A new report from the Paris-based organization, published Wednesday and entitled “The Role of Critical Minerals in Clean Energy Transitions,” focuses on the importance of nickel, cobalt, lithium, copper and rare earth elements.

In a statement accompanying the report’s release, the IEA outlined how much the need for these materials could increase going forward.

“Demand outlooks and supply vulnerabilities vary widely by mineral,” it said, “but the energy sector’s overall needs for critical minerals could increase by as much as six times by 2040, depending on how rapidly governments act to reduce emissions.”

In a sign of how the shift to renewable energy installations will increase the pressure on critical mineral supplies, the IEA said an onshore wind plant needed “nine times more mineral resources than a similarly sized gas-fired power plant.”

Around the world, governments are laying out targets to cut emissions and increase renewable energy installations, with a number aiming to use wind and solar energy as a crucial tool in their pivot away from fossil fuels. The reality on the ground shows that for many countries, any such move will be a significant challenge requiring a huge amount of change.

Despite the size of the task, slowly but surely, some shifts are taking place. At the end of April, for instance, the U.S. Department of Energy said it had awarded $19 million of funding to 13 projects focused on the production of rare earth elements and critical minerals.

The projects will be located in what the DOE described as “traditionally fossil fuel-producing communities.” Rare earth elements and critical minerals, it added, were “vital to the manufacturing of batteries, magnets, and other components important to the clean energy economy.”

With demand for these materials only set to increase, there will be a number of hurdles to overcome.

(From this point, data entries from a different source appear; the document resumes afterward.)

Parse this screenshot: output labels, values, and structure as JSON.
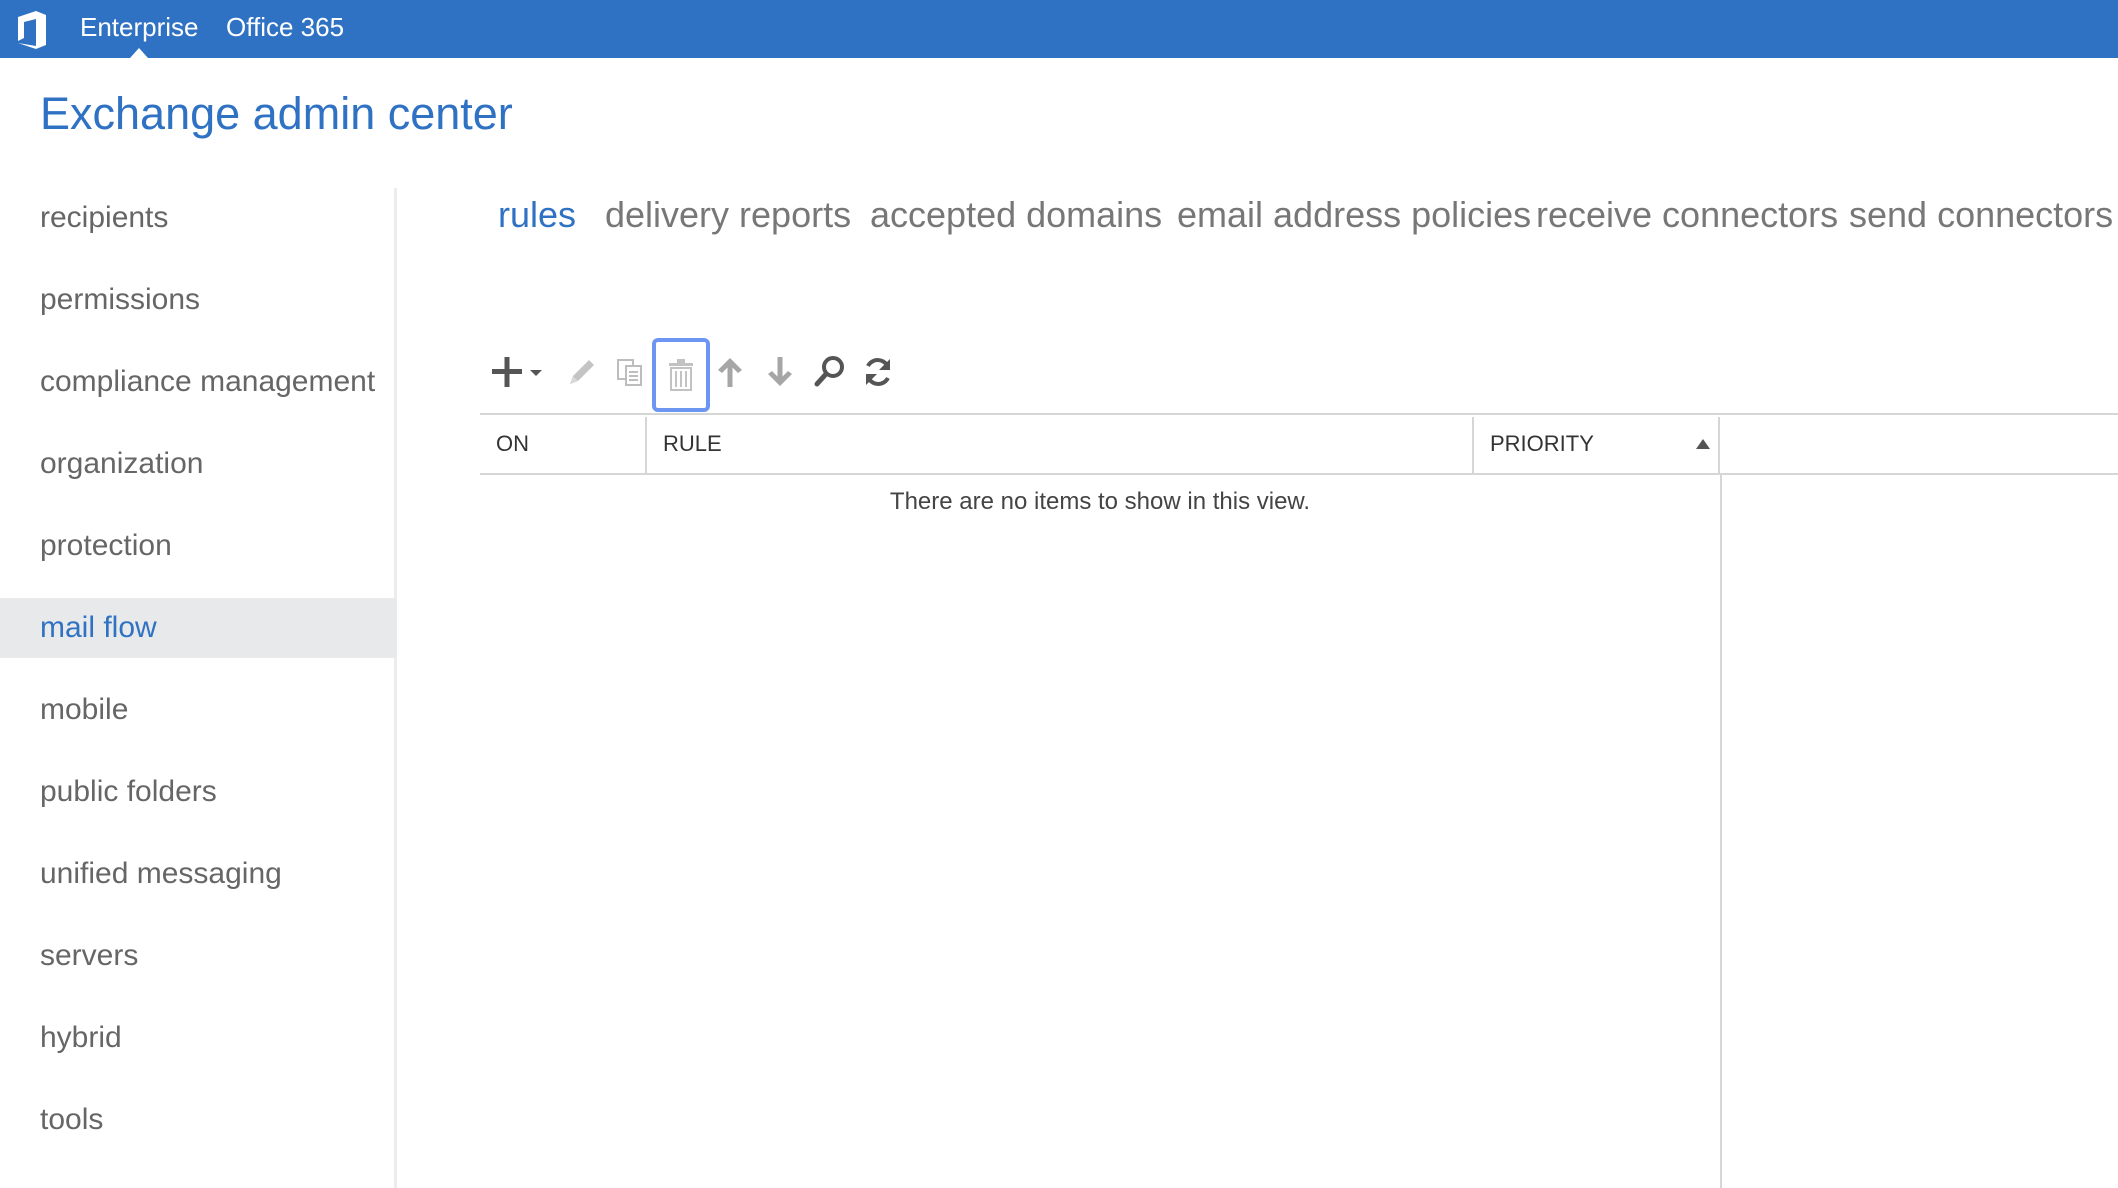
{
  "topbar": {
    "logo_icon": "office-logo-icon",
    "links": [
      "Enterprise",
      "Office 365"
    ],
    "active_link": "Enterprise",
    "color": "#2f72c3"
  },
  "app_title": "Exchange admin center",
  "nav": {
    "items": [
      "recipients",
      "permissions",
      "compliance management",
      "organization",
      "protection",
      "mail flow",
      "mobile",
      "public folders",
      "unified messaging",
      "servers",
      "hybrid",
      "tools"
    ],
    "selected": "mail flow"
  },
  "tabs": {
    "items": [
      "rules",
      "delivery reports",
      "accepted domains",
      "email address policies",
      "receive connectors",
      "send connectors"
    ],
    "active": "rules"
  },
  "toolbar": {
    "icons": [
      "add-icon",
      "edit-icon",
      "copy-icon",
      "delete-icon",
      "move-up-icon",
      "move-down-icon",
      "search-icon",
      "refresh-icon"
    ],
    "focused": "delete-icon"
  },
  "grid": {
    "columns": [
      "ON",
      "RULE",
      "PRIORITY"
    ],
    "sort_column": "PRIORITY",
    "sort_direction": "ascending",
    "empty_message": "There are no items to show in this view."
  }
}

For its part, the IEA highlighted a number of potential challenges.

These include supply chains described as being “complex and sometimes opaque”; the high concentration of materials in a small number of countries; tougher environmental and social standards being expected of producers; and a drop in the quality of available deposits.

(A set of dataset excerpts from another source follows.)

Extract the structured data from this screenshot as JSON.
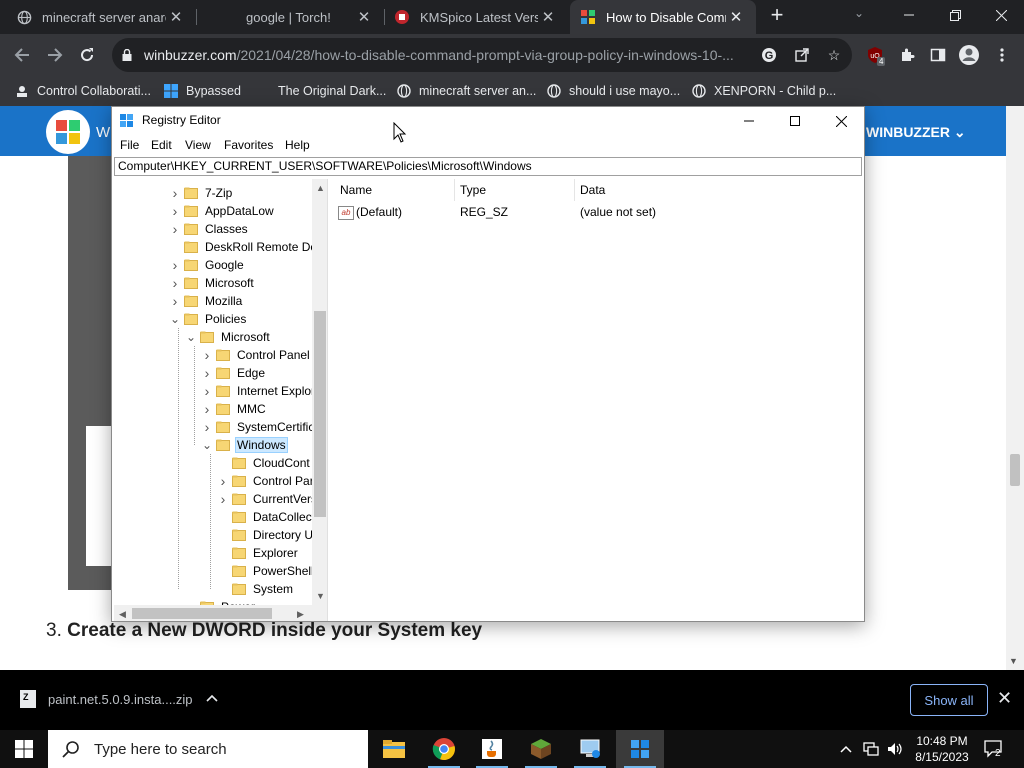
{
  "browser": {
    "tabs": [
      {
        "title": "minecraft server anarc",
        "active": false
      },
      {
        "title": "google | Torch!",
        "active": false
      },
      {
        "title": "KMSpico Latest Version",
        "active": false
      },
      {
        "title": "How to Disable Comm",
        "active": true
      }
    ],
    "url_host": "winbuzzer.com",
    "url_path": "/2021/04/28/how-to-disable-command-prompt-via-group-policy-in-windows-10-...",
    "extension_badge": "4",
    "bookmarks": [
      {
        "label": "Control Collaborati...",
        "icon": "collab-icon"
      },
      {
        "label": "Bypassed",
        "icon": "windows-logo-icon"
      },
      {
        "label": "The Original Dark...",
        "icon": "none"
      },
      {
        "label": "minecraft server an...",
        "icon": "globe-icon"
      },
      {
        "label": "should i use mayo...",
        "icon": "globe-icon"
      },
      {
        "label": "XENPORN - Child p...",
        "icon": "globe-icon"
      }
    ]
  },
  "page": {
    "site_brand_left": "W",
    "site_brand": "WINBUZZER ⌄",
    "heading_number": "3.",
    "heading_text": "Create a New DWORD inside your System key"
  },
  "regedit": {
    "title": "Registry Editor",
    "menus": [
      "File",
      "Edit",
      "View",
      "Favorites",
      "Help"
    ],
    "address": "Computer\\HKEY_CURRENT_USER\\SOFTWARE\\Policies\\Microsoft\\Windows",
    "tree": [
      {
        "label": "7-Zip",
        "level": 0,
        "expander": "›"
      },
      {
        "label": "AppDataLow",
        "level": 0,
        "expander": "›"
      },
      {
        "label": "Classes",
        "level": 0,
        "expander": "›"
      },
      {
        "label": "DeskRoll Remote De",
        "level": 0,
        "expander": ""
      },
      {
        "label": "Google",
        "level": 0,
        "expander": "›"
      },
      {
        "label": "Microsoft",
        "level": 0,
        "expander": "›"
      },
      {
        "label": "Mozilla",
        "level": 0,
        "expander": "›"
      },
      {
        "label": "Policies",
        "level": 0,
        "expander": "⌄"
      },
      {
        "label": "Microsoft",
        "level": 1,
        "expander": "⌄"
      },
      {
        "label": "Control Panel",
        "level": 2,
        "expander": "›"
      },
      {
        "label": "Edge",
        "level": 2,
        "expander": "›"
      },
      {
        "label": "Internet Explor",
        "level": 2,
        "expander": "›"
      },
      {
        "label": "MMC",
        "level": 2,
        "expander": "›"
      },
      {
        "label": "SystemCertific",
        "level": 2,
        "expander": "›"
      },
      {
        "label": "Windows",
        "level": 2,
        "expander": "⌄",
        "selected": true
      },
      {
        "label": "CloudCont",
        "level": 3,
        "expander": ""
      },
      {
        "label": "Control Par",
        "level": 3,
        "expander": "›"
      },
      {
        "label": "CurrentVers",
        "level": 3,
        "expander": "›"
      },
      {
        "label": "DataCollect",
        "level": 3,
        "expander": ""
      },
      {
        "label": "Directory U",
        "level": 3,
        "expander": ""
      },
      {
        "label": "Explorer",
        "level": 3,
        "expander": ""
      },
      {
        "label": "PowerShell",
        "level": 3,
        "expander": ""
      },
      {
        "label": "System",
        "level": 3,
        "expander": ""
      },
      {
        "label": "Power",
        "level": 1,
        "expander": "›"
      }
    ],
    "columns": [
      "Name",
      "Type",
      "Data"
    ],
    "values": [
      {
        "name": "(Default)",
        "type": "REG_SZ",
        "data": "(value not set)"
      }
    ]
  },
  "downloads": {
    "file": "paint.net.5.0.9.insta....zip",
    "show_all": "Show all"
  },
  "taskbar": {
    "search_placeholder": "Type here to search",
    "time": "10:48 PM",
    "date": "8/15/2023",
    "notification_count": "2"
  },
  "colors": {
    "chrome_dark": "#202124",
    "chrome_toolbar": "#35363a",
    "site_blue": "#1a73c8",
    "selection": "#cce8ff",
    "link_blue": "#8ab4f8"
  }
}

“Today, the data shows a looming mismatch between the world’s strengthened climate ambitions and the availability of critical minerals that are essential to realising those ambitions,” Fatih Birol, the IEA’s executive director, said in a statement.

“The challenges are not insurmountable, but governments must give clear signals about how they plan to turn their climate pledges into action,” Birol added.

“By acting now and acting together, they can significantly reduce the risks of price volatility and supply disruptions,” he said.

Birol went on to state that the potential vulnerabilities could, if not addressed, “make global progress towards a clean energy future slower and more costly.” This would in turn hamper global efforts to tackle climate change, he claimed.

The IEA’s report makes six key recommendations for what it describes as a “new, comprehensive approach to mineral security.”

These include a scaling up of recycling, promoting technological innovation, strengthening the resilience of supply chains and transparency of markets and ensuring “adequate investment in diversified sources of new supply.”